The hours of work, and billions of clicks and keytaps, that go into the software that underlies digital culture is disappeared when the ‘product’ is obfuscated beneath a myriad of click-purchased, incremental updates, and service-signups. We no longer exchange capital for labour, we ‘sign up’ for a lifetime of potential associations and bank account seepage. The Adobe Creative Suite (a set of tools through which most art, design and media production flows inevitably seep these days) is no longer available as a single license, but requires subscription and membership — a forced buy-in to software development and update cycle, an ideology, that is as abstract as it is infinite. Meanwhile, behind this system lay an army of engineers and programmers, computer scientists, designers, developers and advertisers. This is to say nothing of the computers, servers and routers machines that also ‘labour’ to host and distribute these codebases, and with which we also now have life-long relations but very little conscious awareness or contact. The shopfront is a login screen, and the economies of digitality lay with the micro-payment and the auto-renewed bank withdrawal; a kind of anti-economy, where exchange itself disappears beneath a cloudy haze; nobody knows what they are working for, or paying for.
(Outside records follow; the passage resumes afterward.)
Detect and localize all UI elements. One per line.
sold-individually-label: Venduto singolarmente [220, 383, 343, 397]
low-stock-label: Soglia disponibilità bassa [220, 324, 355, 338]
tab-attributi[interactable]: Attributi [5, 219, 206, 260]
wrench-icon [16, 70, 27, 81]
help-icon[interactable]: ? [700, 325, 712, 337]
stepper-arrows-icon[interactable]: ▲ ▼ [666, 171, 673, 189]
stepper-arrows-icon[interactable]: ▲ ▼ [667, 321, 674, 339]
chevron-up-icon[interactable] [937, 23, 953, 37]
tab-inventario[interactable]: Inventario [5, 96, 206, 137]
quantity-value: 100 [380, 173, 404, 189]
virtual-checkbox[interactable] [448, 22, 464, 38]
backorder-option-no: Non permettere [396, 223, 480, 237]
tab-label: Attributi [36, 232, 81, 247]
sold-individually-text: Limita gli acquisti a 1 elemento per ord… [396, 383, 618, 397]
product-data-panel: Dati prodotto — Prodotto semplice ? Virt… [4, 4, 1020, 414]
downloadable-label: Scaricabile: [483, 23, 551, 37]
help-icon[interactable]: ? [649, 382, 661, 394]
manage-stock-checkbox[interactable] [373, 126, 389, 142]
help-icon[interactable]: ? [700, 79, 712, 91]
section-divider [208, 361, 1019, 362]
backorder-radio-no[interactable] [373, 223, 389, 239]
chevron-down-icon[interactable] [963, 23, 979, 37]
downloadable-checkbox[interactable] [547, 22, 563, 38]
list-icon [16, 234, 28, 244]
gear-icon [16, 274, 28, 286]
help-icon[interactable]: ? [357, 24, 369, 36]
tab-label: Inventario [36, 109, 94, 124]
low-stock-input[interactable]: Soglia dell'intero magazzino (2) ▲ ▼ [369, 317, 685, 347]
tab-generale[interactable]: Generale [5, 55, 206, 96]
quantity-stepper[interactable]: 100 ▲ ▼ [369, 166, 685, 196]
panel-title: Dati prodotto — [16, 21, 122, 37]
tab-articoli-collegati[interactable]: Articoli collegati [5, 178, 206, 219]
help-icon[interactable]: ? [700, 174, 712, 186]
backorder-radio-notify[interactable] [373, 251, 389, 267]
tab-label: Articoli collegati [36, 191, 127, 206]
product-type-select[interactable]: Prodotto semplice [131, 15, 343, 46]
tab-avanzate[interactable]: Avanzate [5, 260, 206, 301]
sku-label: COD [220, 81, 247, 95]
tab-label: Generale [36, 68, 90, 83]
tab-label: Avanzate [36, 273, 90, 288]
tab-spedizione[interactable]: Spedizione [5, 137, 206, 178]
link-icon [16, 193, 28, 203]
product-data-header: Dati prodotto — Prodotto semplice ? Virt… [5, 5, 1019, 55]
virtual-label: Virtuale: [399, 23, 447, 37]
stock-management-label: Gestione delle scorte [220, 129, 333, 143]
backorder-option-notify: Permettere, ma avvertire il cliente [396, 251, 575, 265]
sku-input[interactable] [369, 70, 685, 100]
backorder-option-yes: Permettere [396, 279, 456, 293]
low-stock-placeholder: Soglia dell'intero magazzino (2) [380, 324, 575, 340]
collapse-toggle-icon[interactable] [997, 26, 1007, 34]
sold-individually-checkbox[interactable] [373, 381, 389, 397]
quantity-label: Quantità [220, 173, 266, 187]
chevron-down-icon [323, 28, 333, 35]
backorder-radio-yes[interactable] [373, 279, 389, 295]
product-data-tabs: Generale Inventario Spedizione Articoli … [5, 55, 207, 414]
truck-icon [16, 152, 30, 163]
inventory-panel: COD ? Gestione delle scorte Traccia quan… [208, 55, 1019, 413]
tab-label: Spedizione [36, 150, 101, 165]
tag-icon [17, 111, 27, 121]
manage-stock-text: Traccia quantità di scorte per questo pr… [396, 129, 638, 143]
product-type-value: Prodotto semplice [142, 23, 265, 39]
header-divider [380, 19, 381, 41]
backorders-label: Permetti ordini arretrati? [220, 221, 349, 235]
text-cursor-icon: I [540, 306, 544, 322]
We buy gas, and we purchase milk… but we “sign up” for software.
There have been many attempts, most cumbersome, to return the material to software systems and their use — from the ‘license dongle’ which for a brief period in the 1990s was what granted ‘keyed’ access to expensive software systems; to the numerous attempts by creative coders and digital designers to ‘render media physical,’ by printing out sound files and physically rendering and extruding film frames. In each of these cases, the physical world interrupts (either intentionally or unintentionally) what would otherwise (dis)appear as seamless economic flow. Fragments of functionality and liquid labour vascularise exchange into the unassailable mist of atomised capital.